Question

Which has a greater number of atoms? (a) 48 g of O2 or (b) 22 g of CO2.​

Answer 1

Given :-

• Which has a greater number of atoms?

        a) 48g of O₂    (or)      b) 22g of CO₂

Solution :-

• First of all, we know that the number of atoms can be calculated using the formula :-

        No.of atoms = no.of moles(n) × Avogadro's number(N) × Atomicity

       ⇒ Here, 1) number of moles is Weight/Gram molecular weight

                      2) Atomicity is number of atoms in one molecule of element

                      3) Avogadro's number is 6.023 × 10²³

• Now let us first find no.of atoms in 48g of O₂

     → Number of atoms in 48g of O₂ =  48/32  × N × 2  = 3/4 × N = 0.75N

• Now let's find no.of atoms in 22g of CO₂

    → Number of atoms in 22g of CO₂ = 22/44 × N × 3 = 3/2 × N  = 1.5N

⇒ Clearly, 1.5N > 0.75N

∴ 22g of CO₂ has greater no.of atoms!

Thank you, please mark as brainliest!

Answer 2

Answer:

48 g of $O_{2}$ has a greater number of molecules.

Explanation:

(a)  48 g of $O_{2}$

We know that the molar mass of $O_{2}$  is 32 g/mol.
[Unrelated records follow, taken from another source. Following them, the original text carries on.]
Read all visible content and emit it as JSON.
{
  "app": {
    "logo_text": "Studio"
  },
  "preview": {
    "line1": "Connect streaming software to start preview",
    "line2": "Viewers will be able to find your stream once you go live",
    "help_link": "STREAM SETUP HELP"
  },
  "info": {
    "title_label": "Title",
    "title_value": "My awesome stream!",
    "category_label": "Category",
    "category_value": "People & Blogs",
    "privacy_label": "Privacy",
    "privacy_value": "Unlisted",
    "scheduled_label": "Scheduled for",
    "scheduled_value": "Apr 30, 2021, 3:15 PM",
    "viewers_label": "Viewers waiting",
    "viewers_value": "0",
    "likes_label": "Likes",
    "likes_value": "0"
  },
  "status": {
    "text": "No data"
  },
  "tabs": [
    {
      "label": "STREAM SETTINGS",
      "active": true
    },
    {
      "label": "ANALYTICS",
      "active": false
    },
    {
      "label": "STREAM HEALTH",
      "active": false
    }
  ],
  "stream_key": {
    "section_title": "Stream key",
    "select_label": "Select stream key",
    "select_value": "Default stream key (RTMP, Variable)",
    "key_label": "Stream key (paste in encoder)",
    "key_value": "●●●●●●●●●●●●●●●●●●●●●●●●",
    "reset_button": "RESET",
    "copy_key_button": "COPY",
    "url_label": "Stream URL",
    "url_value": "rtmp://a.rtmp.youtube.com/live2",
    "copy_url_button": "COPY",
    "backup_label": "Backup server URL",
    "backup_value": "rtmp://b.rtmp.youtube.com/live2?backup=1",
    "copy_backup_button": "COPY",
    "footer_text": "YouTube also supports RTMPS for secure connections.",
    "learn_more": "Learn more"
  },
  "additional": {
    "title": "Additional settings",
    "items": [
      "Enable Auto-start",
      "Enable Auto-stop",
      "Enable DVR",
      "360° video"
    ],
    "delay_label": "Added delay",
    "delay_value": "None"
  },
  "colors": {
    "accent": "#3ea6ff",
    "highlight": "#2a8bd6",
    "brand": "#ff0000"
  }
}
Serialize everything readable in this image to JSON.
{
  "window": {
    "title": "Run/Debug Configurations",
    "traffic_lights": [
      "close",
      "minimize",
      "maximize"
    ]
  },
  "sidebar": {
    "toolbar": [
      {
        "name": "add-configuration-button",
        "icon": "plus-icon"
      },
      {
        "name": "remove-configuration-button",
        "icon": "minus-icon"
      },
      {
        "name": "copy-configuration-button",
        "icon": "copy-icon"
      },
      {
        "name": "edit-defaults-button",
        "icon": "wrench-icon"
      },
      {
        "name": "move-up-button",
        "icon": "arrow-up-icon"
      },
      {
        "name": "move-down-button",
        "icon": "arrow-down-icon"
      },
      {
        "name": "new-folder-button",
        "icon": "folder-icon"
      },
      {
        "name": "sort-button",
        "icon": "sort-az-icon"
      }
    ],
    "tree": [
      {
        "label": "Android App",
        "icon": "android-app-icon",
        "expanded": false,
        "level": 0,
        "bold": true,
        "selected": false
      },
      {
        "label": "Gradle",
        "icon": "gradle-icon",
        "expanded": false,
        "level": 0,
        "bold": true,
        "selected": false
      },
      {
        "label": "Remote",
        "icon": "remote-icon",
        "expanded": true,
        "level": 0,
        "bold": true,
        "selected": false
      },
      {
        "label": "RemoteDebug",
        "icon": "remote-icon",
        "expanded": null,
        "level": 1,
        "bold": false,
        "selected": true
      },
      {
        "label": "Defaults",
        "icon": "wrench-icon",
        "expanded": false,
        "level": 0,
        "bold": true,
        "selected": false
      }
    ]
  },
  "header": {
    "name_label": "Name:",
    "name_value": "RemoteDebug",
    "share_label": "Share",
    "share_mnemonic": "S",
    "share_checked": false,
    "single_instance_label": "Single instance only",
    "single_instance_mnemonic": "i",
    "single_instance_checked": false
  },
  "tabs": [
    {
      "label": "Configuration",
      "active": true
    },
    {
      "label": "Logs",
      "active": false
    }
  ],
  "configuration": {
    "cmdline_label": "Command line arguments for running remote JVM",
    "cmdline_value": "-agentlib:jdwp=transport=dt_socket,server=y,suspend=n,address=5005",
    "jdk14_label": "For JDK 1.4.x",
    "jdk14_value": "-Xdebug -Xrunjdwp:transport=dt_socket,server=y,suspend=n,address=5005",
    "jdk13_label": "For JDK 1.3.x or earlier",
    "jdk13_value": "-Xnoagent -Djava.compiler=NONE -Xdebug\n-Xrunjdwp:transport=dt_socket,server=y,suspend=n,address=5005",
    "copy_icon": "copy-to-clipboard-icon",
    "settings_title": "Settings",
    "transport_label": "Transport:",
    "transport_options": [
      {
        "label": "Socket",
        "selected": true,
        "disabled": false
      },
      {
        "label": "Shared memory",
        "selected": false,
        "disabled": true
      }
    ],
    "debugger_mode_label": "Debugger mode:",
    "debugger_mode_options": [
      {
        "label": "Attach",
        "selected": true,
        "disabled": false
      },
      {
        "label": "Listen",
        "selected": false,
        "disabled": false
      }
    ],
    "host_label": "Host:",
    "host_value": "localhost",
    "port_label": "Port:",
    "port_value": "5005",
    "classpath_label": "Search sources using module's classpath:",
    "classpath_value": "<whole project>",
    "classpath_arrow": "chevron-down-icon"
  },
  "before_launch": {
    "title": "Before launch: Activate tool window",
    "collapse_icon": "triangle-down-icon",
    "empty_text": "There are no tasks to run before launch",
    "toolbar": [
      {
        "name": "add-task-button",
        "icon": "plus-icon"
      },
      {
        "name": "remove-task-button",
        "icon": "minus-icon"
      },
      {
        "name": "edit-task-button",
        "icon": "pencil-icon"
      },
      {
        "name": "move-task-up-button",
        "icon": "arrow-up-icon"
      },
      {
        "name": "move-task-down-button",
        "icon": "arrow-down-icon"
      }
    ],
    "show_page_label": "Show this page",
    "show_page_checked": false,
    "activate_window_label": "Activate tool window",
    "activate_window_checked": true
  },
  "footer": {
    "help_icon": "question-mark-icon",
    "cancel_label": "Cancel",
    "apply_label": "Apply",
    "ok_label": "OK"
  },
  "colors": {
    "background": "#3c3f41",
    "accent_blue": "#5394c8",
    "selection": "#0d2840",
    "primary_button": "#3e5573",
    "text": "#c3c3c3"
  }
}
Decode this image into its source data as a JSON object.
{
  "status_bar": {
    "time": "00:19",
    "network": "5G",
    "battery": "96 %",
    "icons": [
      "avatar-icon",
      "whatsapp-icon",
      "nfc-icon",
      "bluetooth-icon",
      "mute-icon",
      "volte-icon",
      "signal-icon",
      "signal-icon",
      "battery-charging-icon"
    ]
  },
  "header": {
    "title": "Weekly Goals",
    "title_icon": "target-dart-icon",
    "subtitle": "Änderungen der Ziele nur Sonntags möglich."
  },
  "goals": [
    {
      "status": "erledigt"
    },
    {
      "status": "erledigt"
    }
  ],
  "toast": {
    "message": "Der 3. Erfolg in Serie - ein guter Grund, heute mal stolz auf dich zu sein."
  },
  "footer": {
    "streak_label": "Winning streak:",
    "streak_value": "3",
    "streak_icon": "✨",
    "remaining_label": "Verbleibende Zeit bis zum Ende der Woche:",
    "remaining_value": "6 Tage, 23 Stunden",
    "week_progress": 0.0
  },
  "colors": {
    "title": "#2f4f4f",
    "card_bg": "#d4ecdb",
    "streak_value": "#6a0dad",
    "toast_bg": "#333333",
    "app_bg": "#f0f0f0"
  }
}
Therefore the number of moles = given mass/molar mass

                                                    = $\frac{48}{32}$ = 1.5 moles

One mole of compound contains an Avogadro number of particles.

Therefore the number of molecules of oxygen molecules in 1.5 moles

                               = 6.023 × $10^{23}$ × 1.5 = 9.0345 × $10^{23}$

(b) 22 g of $CO_{2}$

We know that the molar mass of $CO_{2}$ is 44 g/mol

Therefore the number of moles = given mass/molar mass

                                                = $\frac{22}{44}$ = 0.5 moles

One mole of compound contains an Avogadro number of particles.

Therefore the number of molecules of carbon dioxide molecules in 0.5 moles  = 6.023 × $10^{23}$ × 0.5 = 3.0115 × $10^{23}$